- DVD cover for Octomom Home Alone
- Directed by: Brad Armstrong
- Starring: Nadya Suleman
- Production company: Wicked Pictures
- Release date: 16 July 2012;
- Running time: 29 minutes
- Country: United States
- Language: English

= Octomom Home Alone =

Octomom Home Alone is a 2012 pornographic film featuring prominent American mother Nadya Suleman, also known as "Octomom", masturbating. The DVD was released on 16 July 2012 by Wicked Pictures and drew media attention given Suleman's celebrity and recognition from the AVN Awards.

==Production==
In 2009, Suleman gave birth to the Suleman octuplets. News of the octuplets caused an international media sensation. Public response was largely negative, including death threats.

Although under severe financial pressure from raising 14 children, Suleman had publicly stated she would not do pornography. She explained that stance, saying "I've been celibate for 14 years and I'm a regular church-goer." She also claimed she had never masturbated. However, in 2012 Suleman filed for bankruptcy in federal court, claiming a $1 million debt. She thus reversed her earlier position, saying "If it's a job, and it's a well-paying job, and it's going to allow me to get out of here and move in a very safe, huge home that they deserve, I'm going to do it." She was paid a five-figure amount and monthly royalties.

Under director Brad Armstrong, Suleman filmed her scenes in a San Fernando Valley mansion. She was reportedly nervous upon her arrival, but calmed after speaking with other adult performers. The producers also showed Suleman pornographic films to prepare her and gave her advice on her performance. Suleman also credited her manager, pornographic actress Gina Rodriguez of DD Entertainment (now GR Media), for producing and marketing the video.

Suleman later said of the video, "It was such a positive experience for me and helped me embrace my sexuality." She also described the scenes as "empowering and liberating".

In January 2013, Suleman went back on welfare, leading to questions of whether she may have to make more pornographic films.

==Reception==
Octomom Home Alone was nominated for four AVN Awards, namely Best Celebrity Sex Tape, Best Solo Release, Best DVD Extras and Best Marketing Campaign. It ultimately won the Best Celebrity Sex Tape category, over competition by Leola Bell and Phil Varone. However, it lost Best Solo Release to All Natural Glamour Solos, II.

Suleman had reportedly said after the nominations that "I am so proud of my video Octomom Home Alone and I am more than honored to find out it was nominated so many times!" She also said she would be at the award show, but later Gina Rodriguez said Suleman would not go. On her win for Best Celebrity Sex Tape, she said "This is fantastic, what an honor. Hopefully this will open the doors to more opportunities."

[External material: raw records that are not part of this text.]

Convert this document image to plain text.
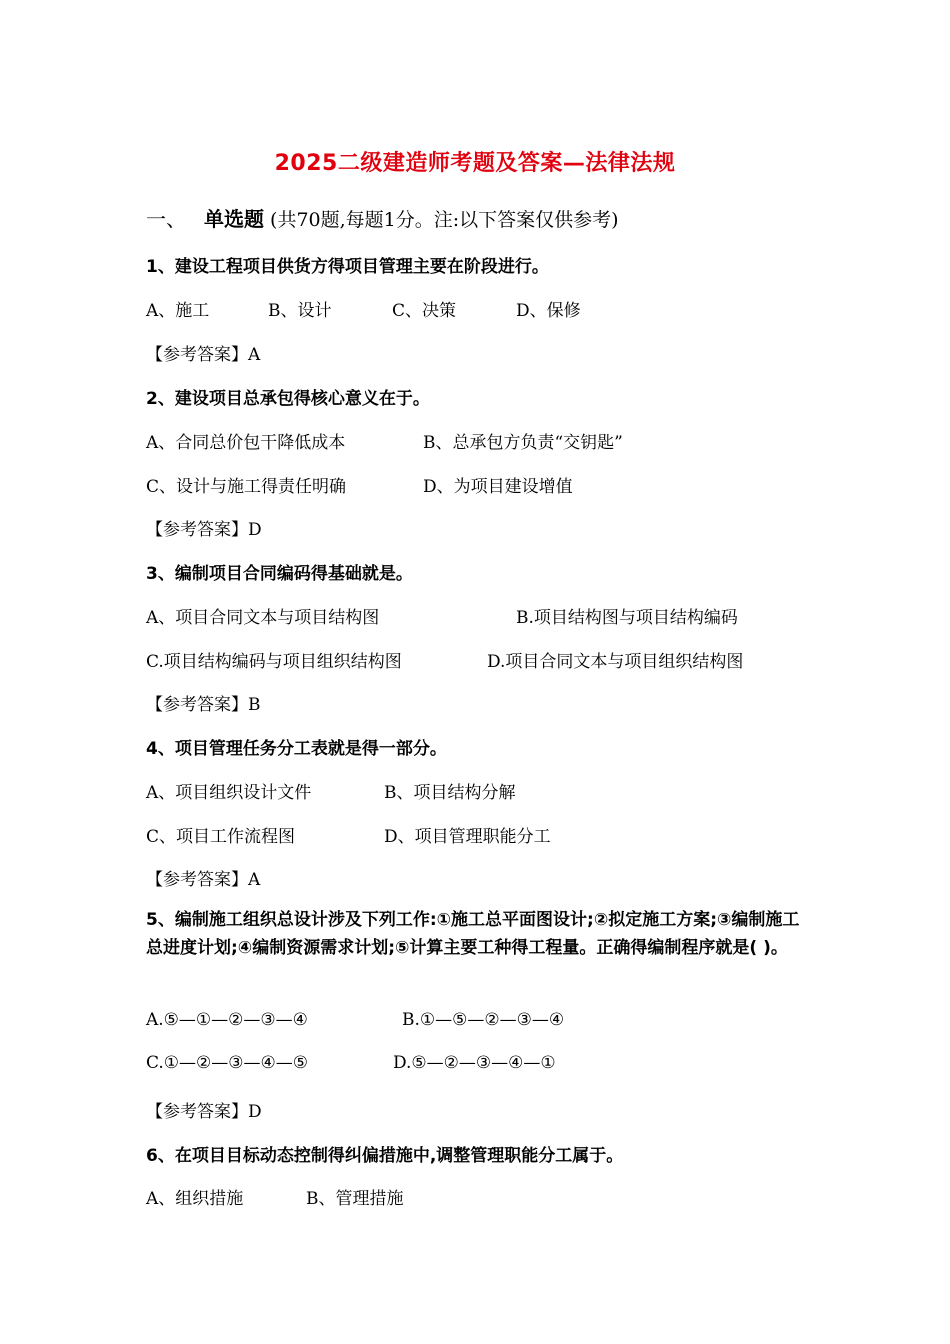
2025二级建造师考题及答案—法律法规
一、 单选题 (共70题,每题1分。注:以下答案仅供参考)
1、建设工程项目供货方得项目管理主要在阶段进行。
A、施工	B、设计	C、决策	D、保修
【参考答案】A
2、建设项目总承包得核心意义在于。
A、合同总价包干降低成本	B、总承包方负责“交钥匙”
C、设计与施工得责任明确	D、为项目建设增值
【参考答案】D
3、编制项目合同编码得基础就是。
A、项目合同文本与项目结构图	B.项目结构图与项目结构编码
C.项目结构编码与项目组织结构图	D.项目合同文本与项目组织结构图
【参考答案】B
4、项目管理任务分工表就是得一部分。
A、项目组织设计文件	B、项目结构分解
C、项目工作流程图	D、项目管理职能分工
【参考答案】A
5、编制施工组织总设计涉及下列工作:①施工总平面图设计;②拟定施工方案;③编制施工总进度计划;④编制资源需求计划;⑤计算主要工种得工程量。正确得编制程序就是( )。
A.⑤—①—②—③—④	B.①—⑤—②—③—④
C.①—②—③—④—⑤	D.⑤—②—③—④—①
【参考答案】D
6、在项目目标动态控制得纠偏措施中,调整管理职能分工属于。
A、组织措施	B、管理措施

Alexander Espinoza of XCritic gave the film one out of five stars, saying it was disappointing and did not deserve its award nominations. Adult actress Amber Peach critiqued the film, saying "The whole video from a porn standpoint just looks awkward and uncomfortable... and don't get me started on the part where she's lying naked in a pile of baby clothes, that's just disturbing." Conversely, Rob Perez of XCritic recommended the film, stating, "Octomom looks really damn good."

==Controversy==
According to The Huffington Post, the film cast doubt among the public on Suleman's parenting abilities.